精神疾患のある青少年とない青少年におけるメラトニンの使用と自傷行為および不慮の傷害のリスク Melatonin use and the risk of self-harm and unintentional injuries in youths with and without psychiatric disorders
Marica Leone, Ralf Kuja-Halkola, Tyra Lagerberg, Johan Bjureberg, Agnieszka Butwicka, Zheng Chang, Henrik Larsson, Brian M. D’Onofrio, Amy Leval, Sarah E. Bergen
Journal of Child Psychology and Psychiatry Published: 23 March 2023
Sleep disorders in youth have been associated with increased risks of injury, including suicidal behavior. This study investigated whether melatonin, which is the most common medication for sleep disturbances in youth in Sweden, is associated with a decreased risk of injury.
This population-based cohort study included 25,575 youths who initiated melatonin treatment between ages 6 and 18. Poisson regression was used to estimate rate of injuries in the year prior to and following melatonin treatment initiation. A within-individual design was used to estimate relative risks by comparing injury risk in the last unmedicated month with injury risks in the 12 months after medication initiation. Analyses were stratified by sex, injury type, psychiatric comorbidities and age at melatonin-treatment initiation.
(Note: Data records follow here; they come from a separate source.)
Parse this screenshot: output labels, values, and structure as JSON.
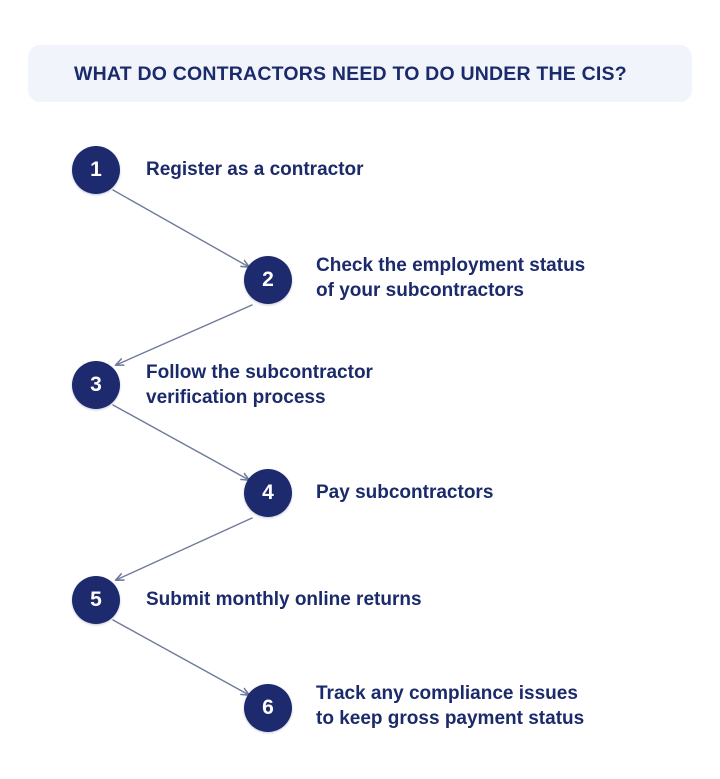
{
  "header": {
    "title": "WHAT DO CONTRACTORS NEED TO DO UNDER THE CIS?",
    "background_color": "#f1f5fb",
    "text_color": "#1b2a6b"
  },
  "theme": {
    "badge_color": "#1d2a6e",
    "badge_text_color": "#ffffff",
    "text_color": "#1b2a6b",
    "arrow_color": "#6f7a9b",
    "page_background": "#ffffff"
  },
  "steps": [
    {
      "number": "1",
      "label": "Register as a contractor"
    },
    {
      "number": "2",
      "label": "Check the employment status\nof your subcontractors"
    },
    {
      "number": "3",
      "label": "Follow the subcontractor\nverification process"
    },
    {
      "number": "4",
      "label": "Pay subcontractors"
    },
    {
      "number": "5",
      "label": "Submit monthly online returns"
    },
    {
      "number": "6",
      "label": "Track any compliance issues\nto keep gross payment status"
    }
  ],
  "connectors": [
    {
      "from": "1",
      "to": "2",
      "direction": "down-right"
    },
    {
      "from": "2",
      "to": "3",
      "direction": "down-left"
    },
    {
      "from": "3",
      "to": "4",
      "direction": "down-right"
    },
    {
      "from": "4",
      "to": "5",
      "direction": "down-left"
    },
    {
      "from": "5",
      "to": "6",
      "direction": "down-right"
    }
  ]
}
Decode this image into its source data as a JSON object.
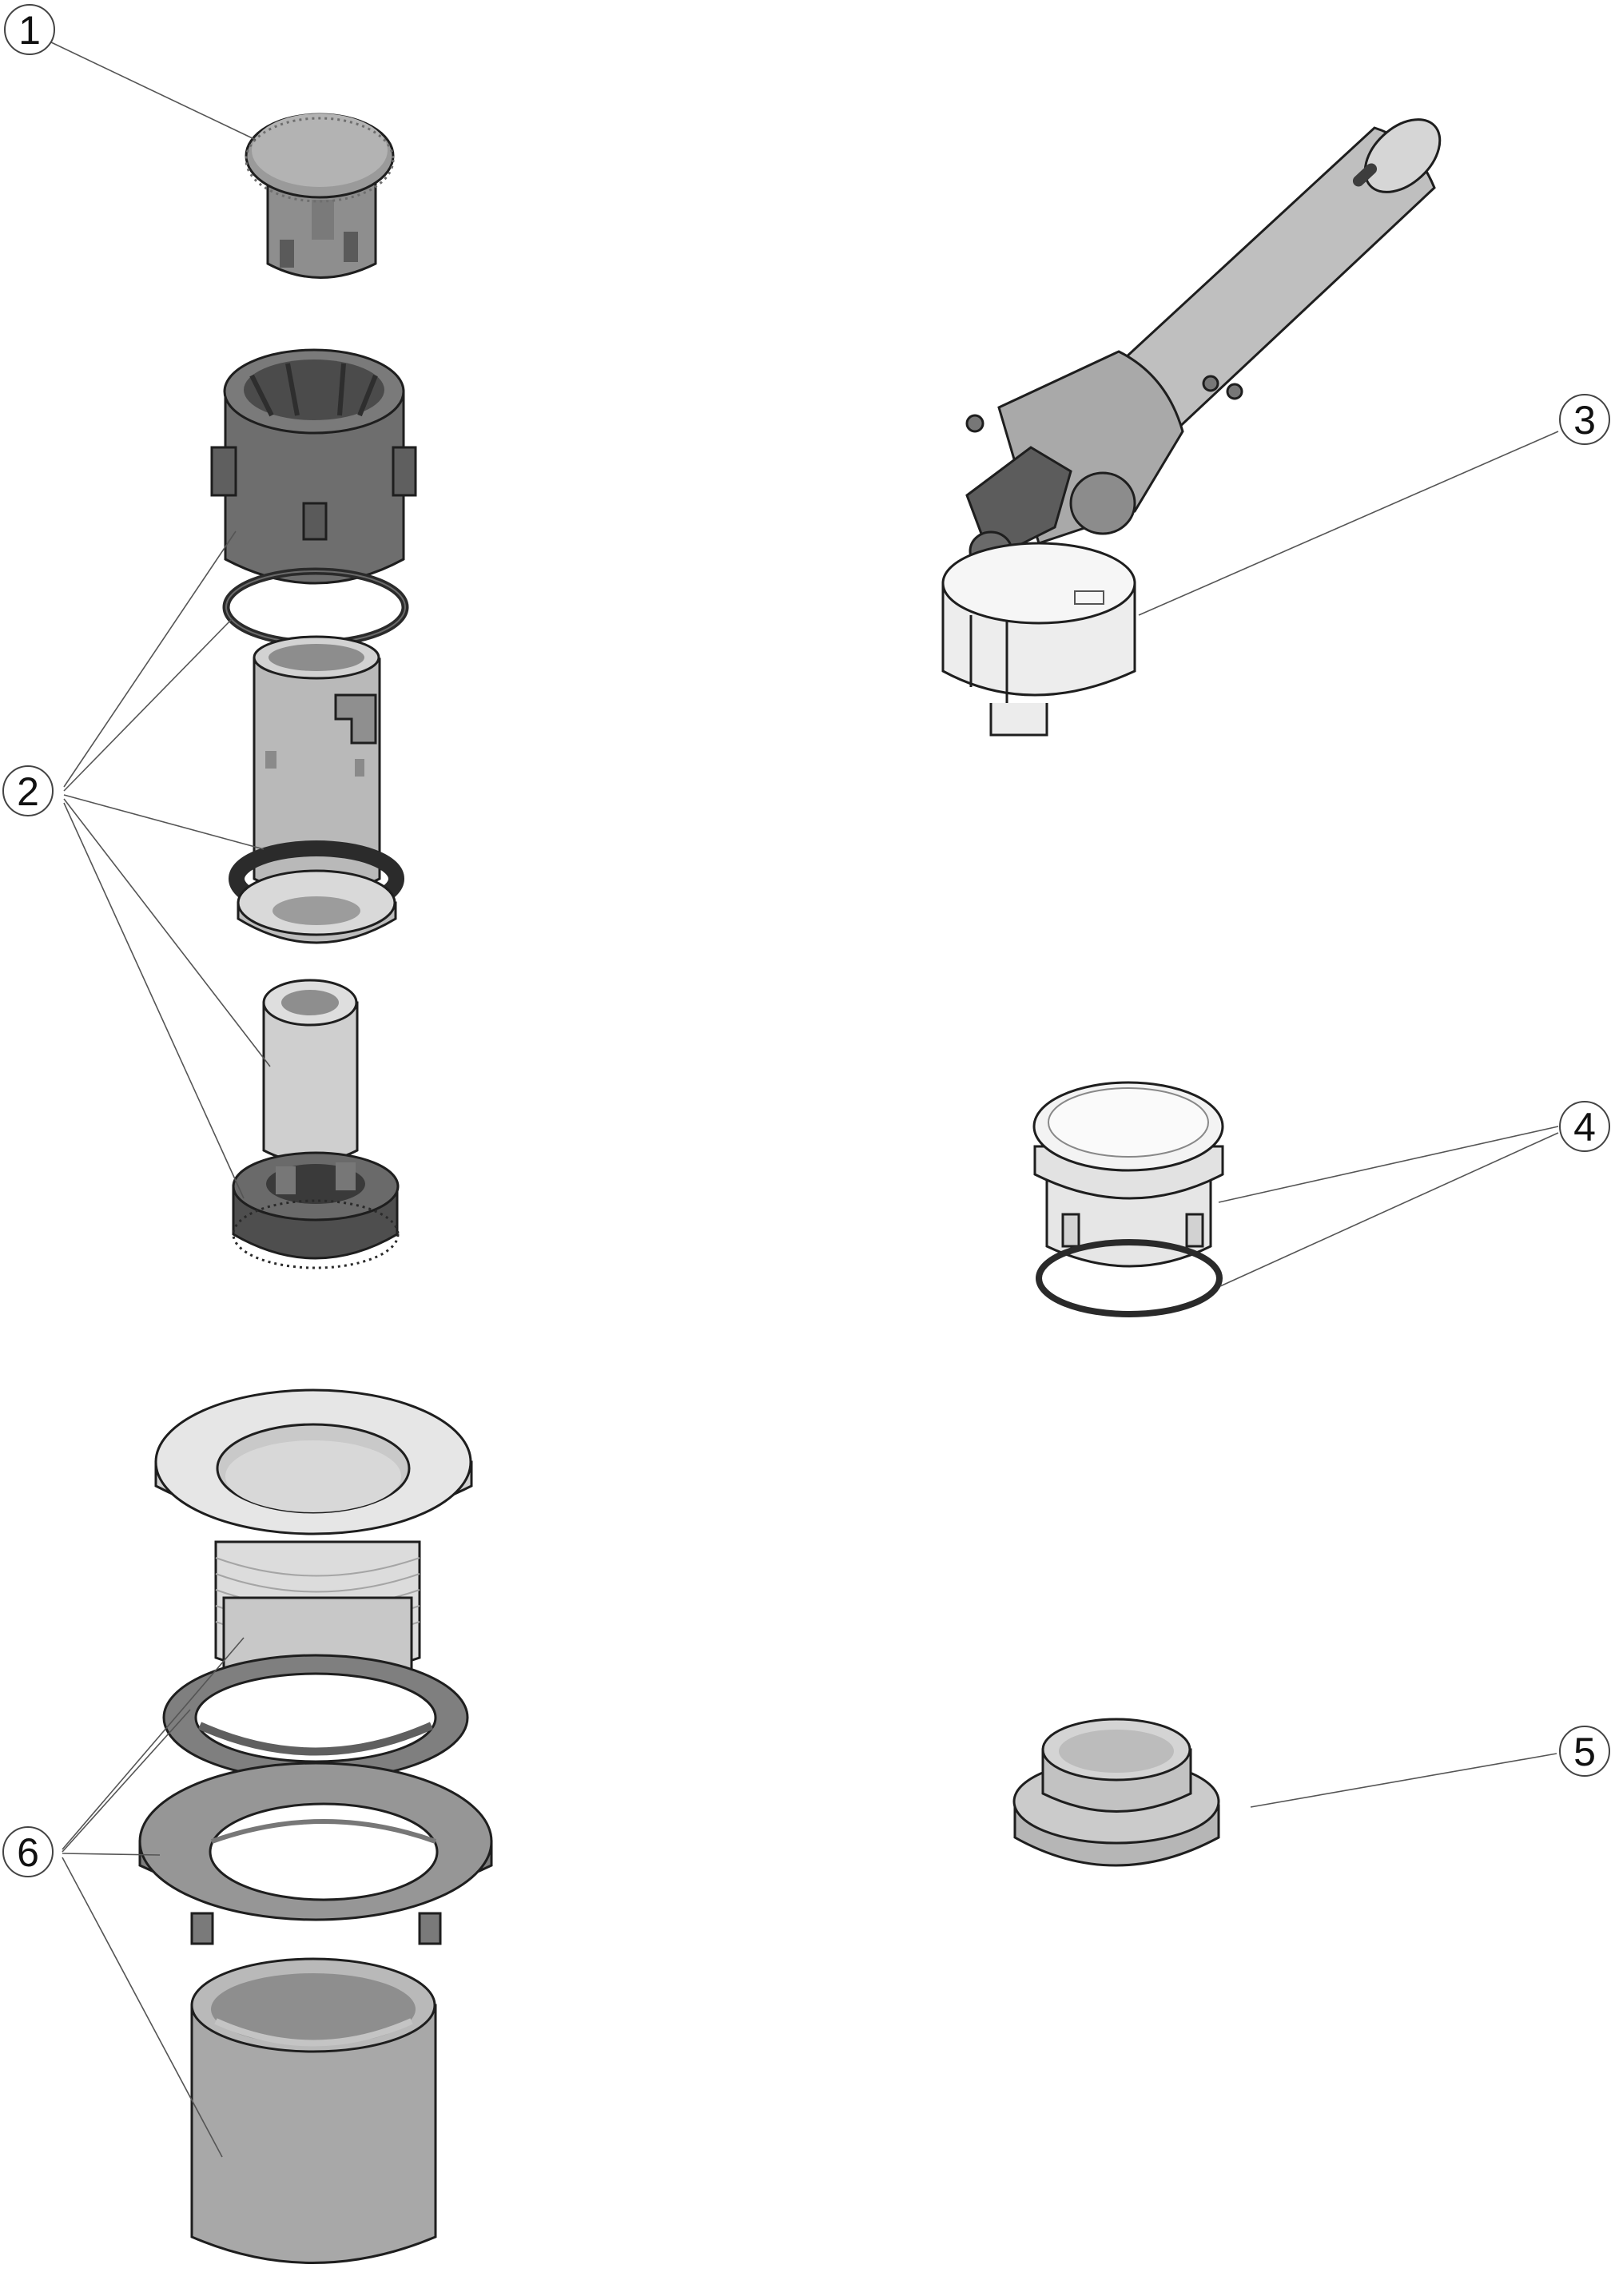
{
  "callouts": [
    {
      "id": "1",
      "label": "1"
    },
    {
      "id": "2",
      "label": "2"
    },
    {
      "id": "3",
      "label": "3"
    },
    {
      "id": "4",
      "label": "4"
    },
    {
      "id": "5",
      "label": "5"
    },
    {
      "id": "6",
      "label": "6"
    }
  ],
  "colors": {
    "dark_part": "#6b6b6b",
    "dark_part_top": "#8a8a8a",
    "mid_part": "#b7b7b7",
    "light_part": "#dcdcdc",
    "white_part": "#f1f1f1",
    "oring": "#2a2a2a",
    "leader": "#555555"
  }
}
While body injuries, falls and transport accident rates were comparable in the year before and after melatonin-treatment initiation, the risk of self-harm was highest in the months immediately prior to medication, and decreased thereafter. This was particularly prominent among adolescents with depression and/or anxiety, with females displaying greater absolute risks than males. Compared to the last unmedicated month, the 12 months post medication initiation had decreased relative risks for self-harm, with an IRR [95% CI] in the month following melatonin-treatment initiation of 0.46 [0.27–0.76] among adolescent females with psychiatric disorders, after excluding antidepressant users.
Decreased risk of intentional self-harm was observed following melatonin-treatment initiation among females with depression and anxiety, suggesting that sleep interventions could be considered in an effort to reduce risk of self-harm in this population.